When the plague hit the Italian town of Este in 1630, its citizens prayed St. Thecla for help 

St. Thecla is one of the most important female martyrs from early Christianity. Born to a noble family in Anatolia, modern day Turkey, she joined Paul the Apostle in his voyages around the Holy Land and became a healer. Like many early Christians, Thecla suffered from persecutions and was killed for her faith. But her dedication to a life of asceticism, chastity and healing inspired Catholics for centuries. Lebanon has an estimated 42 churches dedicated to St. Thecla, while the United States currently counts three parishes named after her, in Michigan, Massachusetts and Illinois. But it was in northern Italy that Thecla left an especially profound mark. 

Saint Techla
Threecharlie|Wikipedia|CC BY-SA 3.0
A 290-sq ft altarpiece honors the help of St. Thecla during the 1630 plague in Este, Italy.

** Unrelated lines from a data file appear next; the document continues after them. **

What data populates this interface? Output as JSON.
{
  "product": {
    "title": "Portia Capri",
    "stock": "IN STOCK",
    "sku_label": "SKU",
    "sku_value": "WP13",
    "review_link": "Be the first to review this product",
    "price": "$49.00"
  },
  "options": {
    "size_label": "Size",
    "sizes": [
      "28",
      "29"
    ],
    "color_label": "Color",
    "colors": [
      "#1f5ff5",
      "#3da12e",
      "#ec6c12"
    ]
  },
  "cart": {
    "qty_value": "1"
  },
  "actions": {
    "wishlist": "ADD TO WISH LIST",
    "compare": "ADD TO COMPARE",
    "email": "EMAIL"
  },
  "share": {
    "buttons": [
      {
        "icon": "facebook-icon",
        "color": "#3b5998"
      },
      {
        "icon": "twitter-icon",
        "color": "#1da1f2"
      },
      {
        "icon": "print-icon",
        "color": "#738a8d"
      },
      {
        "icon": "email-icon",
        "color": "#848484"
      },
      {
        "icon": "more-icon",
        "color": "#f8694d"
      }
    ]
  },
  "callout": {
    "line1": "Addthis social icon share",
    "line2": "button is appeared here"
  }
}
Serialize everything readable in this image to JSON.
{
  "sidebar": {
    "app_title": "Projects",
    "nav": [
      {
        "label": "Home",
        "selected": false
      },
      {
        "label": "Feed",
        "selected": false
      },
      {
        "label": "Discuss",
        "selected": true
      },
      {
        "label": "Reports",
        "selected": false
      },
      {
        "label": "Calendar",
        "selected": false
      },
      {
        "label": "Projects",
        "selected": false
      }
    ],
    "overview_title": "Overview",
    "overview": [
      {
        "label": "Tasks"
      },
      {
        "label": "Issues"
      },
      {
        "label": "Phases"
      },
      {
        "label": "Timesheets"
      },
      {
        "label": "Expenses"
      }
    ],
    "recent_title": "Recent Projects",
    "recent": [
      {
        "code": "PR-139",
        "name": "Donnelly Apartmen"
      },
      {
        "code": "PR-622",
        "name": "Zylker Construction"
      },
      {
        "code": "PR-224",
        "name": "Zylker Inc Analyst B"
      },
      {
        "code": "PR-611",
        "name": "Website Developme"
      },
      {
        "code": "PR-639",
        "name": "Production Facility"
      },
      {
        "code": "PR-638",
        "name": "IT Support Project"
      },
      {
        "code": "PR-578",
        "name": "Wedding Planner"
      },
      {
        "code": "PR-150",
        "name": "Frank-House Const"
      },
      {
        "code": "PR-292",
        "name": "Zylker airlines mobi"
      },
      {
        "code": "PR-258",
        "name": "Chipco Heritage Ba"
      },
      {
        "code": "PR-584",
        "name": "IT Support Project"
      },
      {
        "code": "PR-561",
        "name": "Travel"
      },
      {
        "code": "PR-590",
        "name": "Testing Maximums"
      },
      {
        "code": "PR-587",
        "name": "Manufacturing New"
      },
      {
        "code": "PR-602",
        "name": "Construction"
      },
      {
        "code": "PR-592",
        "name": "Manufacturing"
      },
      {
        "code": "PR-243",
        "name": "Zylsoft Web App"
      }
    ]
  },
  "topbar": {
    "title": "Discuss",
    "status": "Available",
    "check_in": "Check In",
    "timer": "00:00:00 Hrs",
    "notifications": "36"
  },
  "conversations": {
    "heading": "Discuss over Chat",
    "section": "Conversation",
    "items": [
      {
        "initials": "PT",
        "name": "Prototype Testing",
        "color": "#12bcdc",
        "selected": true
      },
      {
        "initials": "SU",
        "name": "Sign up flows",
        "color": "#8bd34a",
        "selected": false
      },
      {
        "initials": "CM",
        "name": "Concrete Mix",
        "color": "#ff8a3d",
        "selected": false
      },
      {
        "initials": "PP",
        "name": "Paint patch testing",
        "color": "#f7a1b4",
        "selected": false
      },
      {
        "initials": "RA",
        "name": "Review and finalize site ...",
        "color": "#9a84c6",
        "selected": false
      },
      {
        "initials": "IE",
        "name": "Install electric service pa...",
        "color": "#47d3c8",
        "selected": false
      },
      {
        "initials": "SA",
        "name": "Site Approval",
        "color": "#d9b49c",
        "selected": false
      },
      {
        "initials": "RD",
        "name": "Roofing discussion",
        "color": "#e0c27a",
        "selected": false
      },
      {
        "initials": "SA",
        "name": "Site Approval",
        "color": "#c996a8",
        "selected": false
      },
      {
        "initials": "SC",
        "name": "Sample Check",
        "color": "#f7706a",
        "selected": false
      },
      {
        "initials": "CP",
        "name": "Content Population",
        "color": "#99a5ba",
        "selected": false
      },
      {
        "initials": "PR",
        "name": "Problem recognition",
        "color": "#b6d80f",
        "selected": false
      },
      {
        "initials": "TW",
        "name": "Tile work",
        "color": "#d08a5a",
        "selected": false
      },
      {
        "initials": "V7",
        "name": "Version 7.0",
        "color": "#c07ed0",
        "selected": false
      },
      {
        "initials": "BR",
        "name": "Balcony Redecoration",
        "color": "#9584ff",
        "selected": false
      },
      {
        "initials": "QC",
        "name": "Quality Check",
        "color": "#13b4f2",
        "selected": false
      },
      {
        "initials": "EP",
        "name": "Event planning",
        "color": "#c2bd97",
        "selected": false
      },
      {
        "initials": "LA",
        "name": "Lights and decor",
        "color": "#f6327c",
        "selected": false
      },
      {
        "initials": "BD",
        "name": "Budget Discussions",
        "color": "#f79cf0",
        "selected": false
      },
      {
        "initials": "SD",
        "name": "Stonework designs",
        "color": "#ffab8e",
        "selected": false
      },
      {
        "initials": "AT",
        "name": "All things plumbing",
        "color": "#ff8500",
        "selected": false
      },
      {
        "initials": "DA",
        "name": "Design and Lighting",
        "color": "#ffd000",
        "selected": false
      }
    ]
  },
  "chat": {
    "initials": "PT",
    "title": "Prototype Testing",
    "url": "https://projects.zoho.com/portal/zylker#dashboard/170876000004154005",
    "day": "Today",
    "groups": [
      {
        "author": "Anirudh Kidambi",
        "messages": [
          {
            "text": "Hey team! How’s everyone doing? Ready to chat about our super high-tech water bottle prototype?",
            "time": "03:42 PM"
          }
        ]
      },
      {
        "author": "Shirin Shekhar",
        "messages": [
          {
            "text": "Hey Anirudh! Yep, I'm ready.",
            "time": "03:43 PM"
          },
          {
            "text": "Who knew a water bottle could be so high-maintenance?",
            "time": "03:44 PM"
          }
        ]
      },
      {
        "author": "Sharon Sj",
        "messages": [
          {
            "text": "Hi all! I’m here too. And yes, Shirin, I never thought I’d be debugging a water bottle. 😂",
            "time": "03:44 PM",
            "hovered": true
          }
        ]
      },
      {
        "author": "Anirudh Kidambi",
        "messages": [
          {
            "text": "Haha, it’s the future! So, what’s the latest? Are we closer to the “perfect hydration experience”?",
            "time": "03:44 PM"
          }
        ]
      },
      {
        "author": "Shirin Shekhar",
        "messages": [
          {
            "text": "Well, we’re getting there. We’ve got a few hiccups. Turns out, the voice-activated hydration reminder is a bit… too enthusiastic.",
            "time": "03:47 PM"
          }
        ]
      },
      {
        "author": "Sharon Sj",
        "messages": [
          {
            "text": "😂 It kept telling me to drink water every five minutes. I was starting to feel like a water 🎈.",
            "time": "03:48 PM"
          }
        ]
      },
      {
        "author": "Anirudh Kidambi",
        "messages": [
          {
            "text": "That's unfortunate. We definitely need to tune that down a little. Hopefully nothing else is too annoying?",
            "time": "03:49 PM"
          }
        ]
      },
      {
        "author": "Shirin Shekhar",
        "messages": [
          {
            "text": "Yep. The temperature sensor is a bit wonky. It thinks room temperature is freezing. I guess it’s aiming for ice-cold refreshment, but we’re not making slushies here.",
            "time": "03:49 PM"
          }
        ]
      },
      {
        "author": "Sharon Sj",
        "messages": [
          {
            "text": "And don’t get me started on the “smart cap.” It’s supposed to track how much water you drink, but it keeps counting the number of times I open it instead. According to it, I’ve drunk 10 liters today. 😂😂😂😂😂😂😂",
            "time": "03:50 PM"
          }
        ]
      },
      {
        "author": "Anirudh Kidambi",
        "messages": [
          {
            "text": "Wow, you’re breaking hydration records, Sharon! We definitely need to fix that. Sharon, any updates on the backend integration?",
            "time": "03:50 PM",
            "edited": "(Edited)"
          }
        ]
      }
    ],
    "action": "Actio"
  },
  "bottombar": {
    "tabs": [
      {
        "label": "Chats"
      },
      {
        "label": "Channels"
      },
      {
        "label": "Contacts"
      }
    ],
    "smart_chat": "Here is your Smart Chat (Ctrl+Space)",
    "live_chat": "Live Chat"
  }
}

The first Cathedral in Milan was originally dedicated to Thecla and the beautiful Baroque church of Este, near Venice, is still the most important church in her name to be found in Europe. It was here that in the 1630s citizens prayed to St. Thecla during a violent outbreak of bubonic plague that killed 50,000 people in Este and surroundings. When the plague came to an end, Este’s priest, Marco Marchetti, commissioned a moving portrait of St. Thecla from Gian Battista Tiepolo, a key exponent of Venetian Baroque painting. 

Public Domain
Early Christian martyr St. Thecla is featured as she intercedes with the Eternal Father to ask for the liberation of Este from the plague.

In just twelve months, Tiepolo created an imposing altarpiece measuring 290 square feet that decorates the altar of Este’s Cathedral to this day. Saint Techla herself is featured in the painting as she intercedes with the Eternal Father to ask for the liberation of Este from the plague. Some moving scenes including a young girl sitting by her deceased mother standing against the town of Este and its surrounding hills. 

Last year, the altarpiece was made accessible to the public after a long period of restoration that helped restore its original colors. A beautiful oil sketch used by Tiepolo during preparatory works is currently kept at New York Metropolitan Museum of Art.